Purpose: We determined the sequence specific efficacy of gefitinib and docetaxel treatment for bladder cancer. This combination was selected because it is currently under study in a phase II clinical trial.
Materials and methods: In vitro antiproliferative effects of gefitinib, docetaxel and a combination were determined in the 4 bladder cancer cell lines 253J B-V, UM-UC-3, KU-7 and UM-UC-13 by 3-(4,5-dimethylthiazol-2-yl)-2,5-diphenyltetrazolium bromide assay. Cell cycle analysis was analyzed using flow cytometry and propidium iodide labeling. Epidermal growth factor receptor downstream signaling was assessed by Western blot analysis. In vivo nude mice were injected subcutaneously with 253J B-V cells and treated with placebo, gefitinib, docetaxel, docetaxel followed by gefitinib or gefitinib followed by docetaxel. Tumor kinetics were established.

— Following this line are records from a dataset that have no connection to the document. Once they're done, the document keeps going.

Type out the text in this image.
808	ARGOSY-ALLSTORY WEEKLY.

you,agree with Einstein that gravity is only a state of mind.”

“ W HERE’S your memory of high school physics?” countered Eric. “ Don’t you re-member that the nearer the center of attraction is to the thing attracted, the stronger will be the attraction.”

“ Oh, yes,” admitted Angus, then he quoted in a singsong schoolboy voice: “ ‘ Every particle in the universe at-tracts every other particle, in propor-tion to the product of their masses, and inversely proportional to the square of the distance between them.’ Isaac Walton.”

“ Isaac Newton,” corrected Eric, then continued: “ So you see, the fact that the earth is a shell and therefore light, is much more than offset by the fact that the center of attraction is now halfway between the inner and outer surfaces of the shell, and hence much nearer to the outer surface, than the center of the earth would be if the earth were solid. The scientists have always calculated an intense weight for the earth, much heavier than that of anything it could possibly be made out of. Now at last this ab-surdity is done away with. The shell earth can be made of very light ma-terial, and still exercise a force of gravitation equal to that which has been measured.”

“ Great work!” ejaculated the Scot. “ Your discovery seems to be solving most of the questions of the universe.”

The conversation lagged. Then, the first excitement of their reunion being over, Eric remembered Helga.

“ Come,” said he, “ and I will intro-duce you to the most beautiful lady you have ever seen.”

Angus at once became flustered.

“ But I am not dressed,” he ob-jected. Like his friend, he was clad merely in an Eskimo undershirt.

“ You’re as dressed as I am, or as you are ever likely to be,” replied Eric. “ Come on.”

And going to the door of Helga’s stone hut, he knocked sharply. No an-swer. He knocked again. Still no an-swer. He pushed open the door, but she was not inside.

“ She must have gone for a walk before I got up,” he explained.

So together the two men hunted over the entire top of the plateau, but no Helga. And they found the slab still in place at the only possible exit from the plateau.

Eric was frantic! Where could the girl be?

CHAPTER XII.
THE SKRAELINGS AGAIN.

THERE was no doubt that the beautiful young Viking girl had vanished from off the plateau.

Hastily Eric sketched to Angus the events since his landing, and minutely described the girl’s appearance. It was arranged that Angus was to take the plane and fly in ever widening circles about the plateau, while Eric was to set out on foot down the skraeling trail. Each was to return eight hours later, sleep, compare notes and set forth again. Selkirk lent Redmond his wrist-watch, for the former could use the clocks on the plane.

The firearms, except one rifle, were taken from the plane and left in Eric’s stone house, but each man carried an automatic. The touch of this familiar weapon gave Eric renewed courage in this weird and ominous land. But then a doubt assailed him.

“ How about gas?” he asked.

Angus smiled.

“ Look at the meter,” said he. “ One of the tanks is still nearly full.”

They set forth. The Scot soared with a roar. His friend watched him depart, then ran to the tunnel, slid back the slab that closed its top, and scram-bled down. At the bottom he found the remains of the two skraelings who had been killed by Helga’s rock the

Results: Gefitinib demonstrated antiproliferative effect against 253J B-V cells (50% inhibitory concentration less than 0.5 muM) but no apoptotic effect in vitro, whereas docetaxel demonstrated antiproliferative and apoptotic effects. When gefitinib and docetaxel were combined, gefitinib enhanced the apoptotic and antiproliferative effects of docetaxel only when gefitinib was administered following docetaxel pretreatment. Apoptosis increased from 45% to 66%. In vivo there were significant differences in tumor weight in mice treated with combination therapy vs gefitinib or docetaxel alone. Importantly improved efficacy was observed when docetaxel was followed by gefitinib administration compared with gefitinib followed by docetaxel (mean tumor weight 42 vs 93 mg, p = 0.022). Sequence specific efficacy was not observed in UM-UC-3, UM-UC-13 and KU-7 cells, which are resistant to gefitinib.
Conclusions: Docetaxel followed by gefitinib demonstrated sequence specific efficacy against gefitinib sensitive bladder cancer compared with gefitinib followed by docetaxel or either drug alone. Accordingly gefitinib administration concurrently or after chemotherapy might be the sequence of choice and it should be considered for future clinical trials.